I felt at home on my recent visit to Ljubljana, Slovenia. Arriving from Copenhagen in a city with 10% modal share for bicycles is always a pleasure. I was attending to three bits of business. Opening European Mobility Week at the Foreign Ministry with the Danish Ambassador and the Slovenian Foreign Minister, giving my Four Goals for Promoting Urban Cycling talk at the City Museum and opening the world premiere of my Monumental Motion exhibition.
A busy but thrilling and rewarding couple of days. Inbetween gigs I cycled around the city with my friend Janez, Ljubljana's Cycling Officer and some urban planning colleagues.
I was given a Bullitt to ride so I felt even more at home, although the Nihola would have done it, too. Thanks to Miha at Emil Hernandez for the loan.
The goal of the cycle ride around the city was to look at some problems in the bicycle infrastructure network and to see what we could do about it. With 10% modal share, I knew that there was decent infrastructure in place. We started in the city centre with some infrastructure that was... well... interesting.
We headed out to the near suburbs, towards a "problem intersection" that needed some Copenhagenizing. It was on the way out there that I looked down. And saw something quite lovely.
I speed up alongside Janez and asked him what the hell we were cycling on. It looked remarkably like a Copenhagen-style cycle track.
Oh yes, he assured me. It was. Then he told me a splendid story. Back in the late 60s/early 70s a team of urban planners travelled from Ljubljana to Copenhagen to study bicycle infrastructure. This was at the height of the Cold War - although the Iron Curtain as far as Slovenia/Yugoslavia was concerned was more of a dangly bead curtain, but hey. They studied infrastructure and went home and just built it. Copy/paste. Ctrl+C/Ctrl+V. They built 45 kilometres of these perfectly separated cycle tracks and THAT is where Ljubljana was launched onto it's journey as a bicycle-friendly city.
It boggles the mind that urban planners in other cities and countries don't do the same. Copy paste best practice from Denmark or the Netherlands. Save time. Save money. Save fixing the mistakes later. Amazingly, cities are still putting in bike lanes painted on the LEFT side of parked cars, instead of along the curb. As Jan Gehl says, the only function they have is protecting... the parked cars.
Here are some Citizen Cyclists heading home on a stretch of it in the early afternoon. Squint your eyes and you're heading out of Copenhagen along one of the motorways. Style Over Speed. The bicycle is quick and convenient and that lets you ride in style.
Amazing. Since then some of the cycle tracks have been removed and the city has been struggling with connecting the network. They've been at 10% for a few years, not least since independence. Slovenia also has higher car ownership rates than Germany. Urban planners started to think car as opposed to bike over the last decade.
But what a legacy. Cycle tracks since the early 1970's. With a bit of vision and dedication, the established mainstream bicycle culture in the city can easily move towards 15%-20%. If the right choices are taken.
A new bike share programme has been established this year, and is a whopping success.
A bike box (pleasingly on the stretch that featured the Monumental Motion exhibition) is in place
There is even a pre-green for bicycles at this intersection.
There are loads of bicycle traffic lights already, which is a brilliant sign.
Newer developments feature infrastructure bicycle infrastructure, as well.
There are still glitches along the way.
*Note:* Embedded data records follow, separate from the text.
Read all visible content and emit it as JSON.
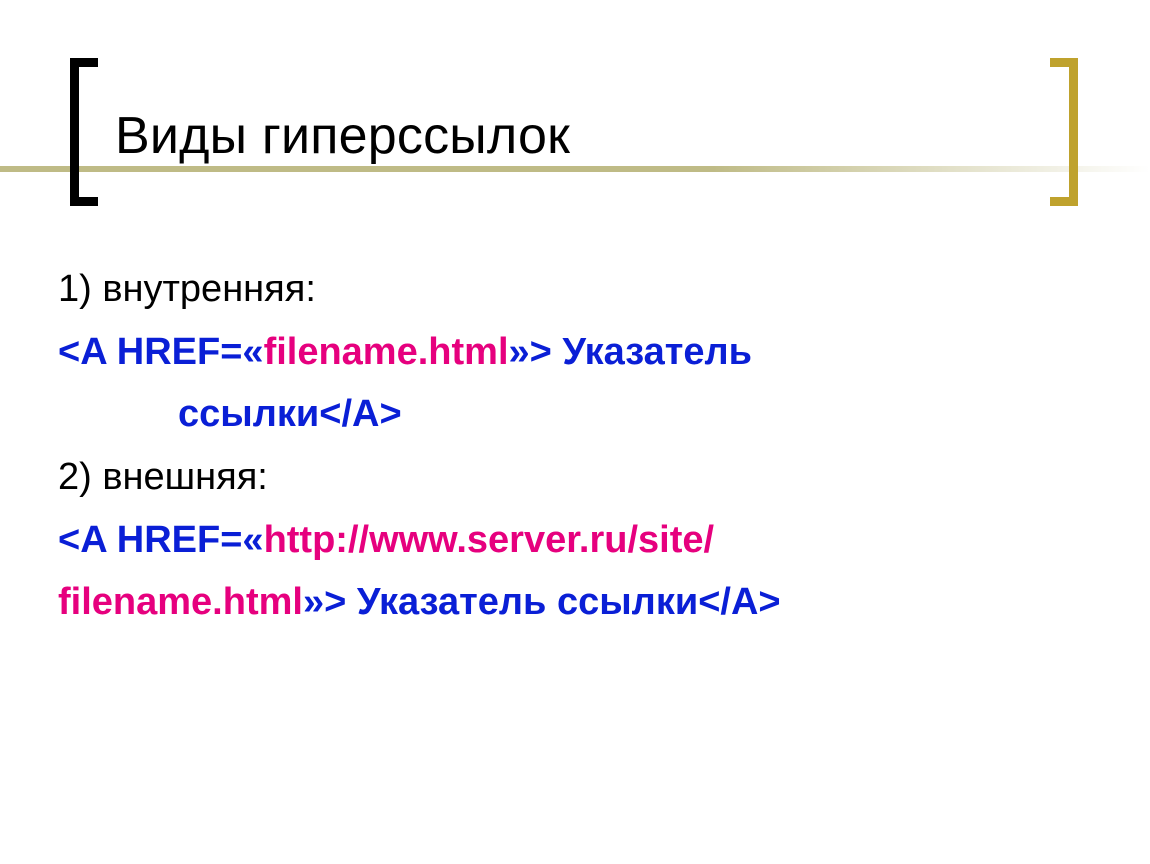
{
  "title": "Виды гиперссылок",
  "items": {
    "one_label": "1) внутренняя:",
    "one_code": {
      "open": "<A HREF=«",
      "file": "filename.html",
      "mid": "»> Указатель",
      "line2": "ссылки",
      "close": "</A>"
    },
    "two_label": "2) внешняя:",
    "two_code": {
      "open": "<A HREF=«",
      "url": "http://www.server.ru/site/",
      "file": "filename.html",
      "mid": "»> Указатель ссылки",
      "close": "</A>"
    }
  }
}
Great bollards separating the motorised traffic from the bicycles, but then cyclists are forced to stop as cars swoop to the right unencumbered. A traffic light for the motor vehicles, forcing them to stop - since the the drivers will otherwise look left for cars as they merge, instead of at the cyclists on the right - and one for the bicycles and that problem is fixed.
In a number of spots bike lanes lead towards a bridge and then disappear, while cars speed along at 50 or 60 km/h. Cyclists I saw just rode on the sidewalk. As we know, the majority of cyclists been 'naughty' do so because of sub-standard (or total lack of) sensible infrastructure.
It was a pleasure to be in the city and meet so many like-minded people. I reminded them not only to look at the negatives - the problem spots - but to remember the positives. It's a city that is lightyears ahead because of visionary planning forty years ago. Capitalizing on the positives will only serve to speed the journey towards a more complete, more effective network of bicycle infrastructure. Constant focusing on the negatives in discussion with city planners and politicians will only end up sounding irritating. This city has so much going for it. Getting to the next level - with the right tailwind - will be easy.
Thanks to Janez, from the City of Ljubljana and everyone else for their fantastic hospitality.